Reformation and Religious Conflicts
The printing press increased communication and the standardization of knowledge. Religious conflicts led to an increase in toleration. There was skepticism toward religion, thus, an atmosphere where ideas could be more freely explored.
new mathmatics
Arabic numbers, introduced in the Renaissance, came increasingly into use in the 16th century.
Signs for addition, subtraction, multiplication, and division were introduced by Francois Vieta in 1603. This became standardized so all mathematicians used the same signs (printing press).
Logarithms were introduced by John Napier (Scotland). Logarithms reduced to addition and subtraction the more complex and timely math such as multiplication and long division.

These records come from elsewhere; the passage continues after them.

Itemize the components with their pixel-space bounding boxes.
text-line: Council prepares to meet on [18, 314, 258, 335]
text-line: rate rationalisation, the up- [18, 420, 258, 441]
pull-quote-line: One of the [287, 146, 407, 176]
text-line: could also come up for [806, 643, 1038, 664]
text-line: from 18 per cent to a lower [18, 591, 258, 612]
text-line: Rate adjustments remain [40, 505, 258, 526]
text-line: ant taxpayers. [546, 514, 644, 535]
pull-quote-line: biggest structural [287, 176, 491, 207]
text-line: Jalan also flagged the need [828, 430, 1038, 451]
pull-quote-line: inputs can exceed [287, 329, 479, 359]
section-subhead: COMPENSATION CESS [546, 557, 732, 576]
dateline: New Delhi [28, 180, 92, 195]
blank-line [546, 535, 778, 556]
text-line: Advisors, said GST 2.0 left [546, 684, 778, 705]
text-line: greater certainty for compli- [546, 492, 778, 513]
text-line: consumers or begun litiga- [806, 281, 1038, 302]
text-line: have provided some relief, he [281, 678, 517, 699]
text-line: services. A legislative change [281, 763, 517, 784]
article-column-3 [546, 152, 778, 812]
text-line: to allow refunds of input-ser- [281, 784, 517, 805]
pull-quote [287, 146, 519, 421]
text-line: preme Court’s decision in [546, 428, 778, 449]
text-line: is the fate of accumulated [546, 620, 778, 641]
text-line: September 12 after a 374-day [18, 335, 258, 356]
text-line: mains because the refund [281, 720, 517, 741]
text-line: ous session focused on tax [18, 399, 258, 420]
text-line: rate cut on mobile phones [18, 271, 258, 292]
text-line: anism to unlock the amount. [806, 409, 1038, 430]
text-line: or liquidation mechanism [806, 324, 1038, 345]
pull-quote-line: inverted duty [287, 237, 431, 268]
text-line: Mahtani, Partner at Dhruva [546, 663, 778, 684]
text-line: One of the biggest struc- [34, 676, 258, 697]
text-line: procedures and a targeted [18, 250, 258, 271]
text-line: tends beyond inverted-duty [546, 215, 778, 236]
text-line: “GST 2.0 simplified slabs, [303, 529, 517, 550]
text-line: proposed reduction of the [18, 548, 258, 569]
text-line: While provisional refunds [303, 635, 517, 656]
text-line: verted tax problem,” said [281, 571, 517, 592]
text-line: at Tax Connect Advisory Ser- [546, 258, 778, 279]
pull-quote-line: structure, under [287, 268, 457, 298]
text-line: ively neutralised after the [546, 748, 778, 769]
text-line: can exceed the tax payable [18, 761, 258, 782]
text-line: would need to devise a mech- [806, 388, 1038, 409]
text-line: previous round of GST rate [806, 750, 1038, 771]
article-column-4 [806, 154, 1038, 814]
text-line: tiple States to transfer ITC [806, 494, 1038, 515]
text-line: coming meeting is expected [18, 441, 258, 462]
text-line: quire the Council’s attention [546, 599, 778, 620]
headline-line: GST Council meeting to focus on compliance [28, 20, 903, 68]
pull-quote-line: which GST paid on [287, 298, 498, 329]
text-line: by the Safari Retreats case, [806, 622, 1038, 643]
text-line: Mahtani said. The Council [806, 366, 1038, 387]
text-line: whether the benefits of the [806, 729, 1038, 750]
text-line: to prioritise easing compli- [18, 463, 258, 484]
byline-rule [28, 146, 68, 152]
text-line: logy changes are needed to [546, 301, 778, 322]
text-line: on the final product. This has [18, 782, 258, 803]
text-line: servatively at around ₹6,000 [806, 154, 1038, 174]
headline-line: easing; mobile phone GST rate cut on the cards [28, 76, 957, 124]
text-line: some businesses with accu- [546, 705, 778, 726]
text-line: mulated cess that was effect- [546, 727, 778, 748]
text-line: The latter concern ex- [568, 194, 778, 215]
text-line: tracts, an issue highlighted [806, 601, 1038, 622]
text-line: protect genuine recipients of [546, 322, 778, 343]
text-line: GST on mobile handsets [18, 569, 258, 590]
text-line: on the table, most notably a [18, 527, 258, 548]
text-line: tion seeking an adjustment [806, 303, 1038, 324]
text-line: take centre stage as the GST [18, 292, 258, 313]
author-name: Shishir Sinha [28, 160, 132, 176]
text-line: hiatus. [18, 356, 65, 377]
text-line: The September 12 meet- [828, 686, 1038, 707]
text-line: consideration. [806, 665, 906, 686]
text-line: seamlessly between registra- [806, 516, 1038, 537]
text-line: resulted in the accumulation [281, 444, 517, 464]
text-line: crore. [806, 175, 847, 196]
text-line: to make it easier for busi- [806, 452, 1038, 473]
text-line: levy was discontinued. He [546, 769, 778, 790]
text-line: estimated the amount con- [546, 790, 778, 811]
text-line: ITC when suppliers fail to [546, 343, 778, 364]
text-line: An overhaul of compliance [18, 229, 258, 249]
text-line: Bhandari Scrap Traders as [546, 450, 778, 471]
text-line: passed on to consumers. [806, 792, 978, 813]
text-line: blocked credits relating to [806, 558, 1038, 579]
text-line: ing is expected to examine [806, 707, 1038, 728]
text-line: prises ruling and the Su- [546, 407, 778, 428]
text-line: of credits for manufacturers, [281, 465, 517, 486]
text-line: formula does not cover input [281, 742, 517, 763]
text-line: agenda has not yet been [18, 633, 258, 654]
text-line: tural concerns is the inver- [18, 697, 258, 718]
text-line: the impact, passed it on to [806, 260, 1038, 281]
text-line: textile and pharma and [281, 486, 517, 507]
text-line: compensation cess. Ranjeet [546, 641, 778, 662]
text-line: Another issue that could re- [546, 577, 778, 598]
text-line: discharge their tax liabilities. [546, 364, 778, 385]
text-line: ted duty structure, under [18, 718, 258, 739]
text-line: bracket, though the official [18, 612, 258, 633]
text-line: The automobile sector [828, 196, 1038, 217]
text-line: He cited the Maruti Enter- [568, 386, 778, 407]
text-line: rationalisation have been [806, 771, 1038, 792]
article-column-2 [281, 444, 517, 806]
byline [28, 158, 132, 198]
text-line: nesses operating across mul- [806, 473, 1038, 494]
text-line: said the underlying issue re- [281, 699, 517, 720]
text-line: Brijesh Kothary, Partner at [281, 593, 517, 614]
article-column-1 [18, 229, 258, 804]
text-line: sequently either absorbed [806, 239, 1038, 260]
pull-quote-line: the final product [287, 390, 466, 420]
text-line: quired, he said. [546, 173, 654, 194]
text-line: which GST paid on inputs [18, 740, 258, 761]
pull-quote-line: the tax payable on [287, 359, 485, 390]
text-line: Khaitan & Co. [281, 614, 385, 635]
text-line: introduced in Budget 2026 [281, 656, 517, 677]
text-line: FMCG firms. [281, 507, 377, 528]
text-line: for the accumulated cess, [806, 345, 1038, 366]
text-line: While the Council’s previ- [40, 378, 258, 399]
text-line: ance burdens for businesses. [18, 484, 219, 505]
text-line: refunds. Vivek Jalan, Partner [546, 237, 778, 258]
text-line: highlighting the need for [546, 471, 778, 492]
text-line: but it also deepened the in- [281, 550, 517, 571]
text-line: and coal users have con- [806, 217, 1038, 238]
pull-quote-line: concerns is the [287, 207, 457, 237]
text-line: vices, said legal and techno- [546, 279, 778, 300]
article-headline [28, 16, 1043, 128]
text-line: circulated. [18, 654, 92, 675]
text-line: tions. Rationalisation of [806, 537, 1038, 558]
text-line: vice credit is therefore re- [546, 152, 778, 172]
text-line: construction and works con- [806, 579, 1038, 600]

Analytical Geometry was introduced by Renee Descartes in 1637. This was useful in engineering and military ballistics.
Calculus was introduced by Newton and Leibnitz in the 1660s. Calculus measures quantifies variations in speed, which is useful for tabulating the motions of planets.
galileo
Galileo Galilei (1564 - 1642)
Galileo was an Italian mathematics teacher, astronomer and physicist, and one of the first true scientists. Galileo learned that a pendulum took the same time to make a long swing as it did to make a short one. He showed that light objects fell as fast as heavy ones when pulled toward the earth (gravity).
He built a telescope and became the first man to use this tool to study the moon and planets. What he saw made Galileo believe Copernicus's idea that the Earth was not the center of the universe. The Church punished him for his belief in this idea. Later, scientists like Isaac Newton built new knowledge on Galileo's discoveries.
newton
Isaac Newton (1642 - 1727)
Gravity. Even Newton thought that the idea that one body acts upon another at a distance through a vacuum, without the mediation of anything else, by and through which the action and force may be conveyed from one to another, was to him so great an absurdity that he believed no man could ever believe it. His equation of F=G X mM/d2 basically says that the force of attraction between any two bodies will be directly proportional to the product of their masses and inversely proportional to the square of the distance between them.
new inventions
Telescope (1608, Dutch) A Dutch glass maker construced a primitive telescope. Galileo heard about it and improved on the design.
Microscope (1590s, Dutch)
Air pump (1650s, Dutch) - to study atmosphere
Pendulum clock (1657, Dutch) let scientists more accurately measure time in their experiments
Barometer (early 1600s, Italian) - measure air pressure
Thermometer (1611) for chemical and medical studies
the scientific method
Modern scientists use the "scientific method." First, they observe something carefully to find out everything they can about it. Then they make a theory that explains what the thing is made of, or how it works. Then they test the theory with experiments. If the experiments agree with the theory, it becomes a "law" of science. Science is always changing. Sometimes a scientific law is changed when scientists discover new facts.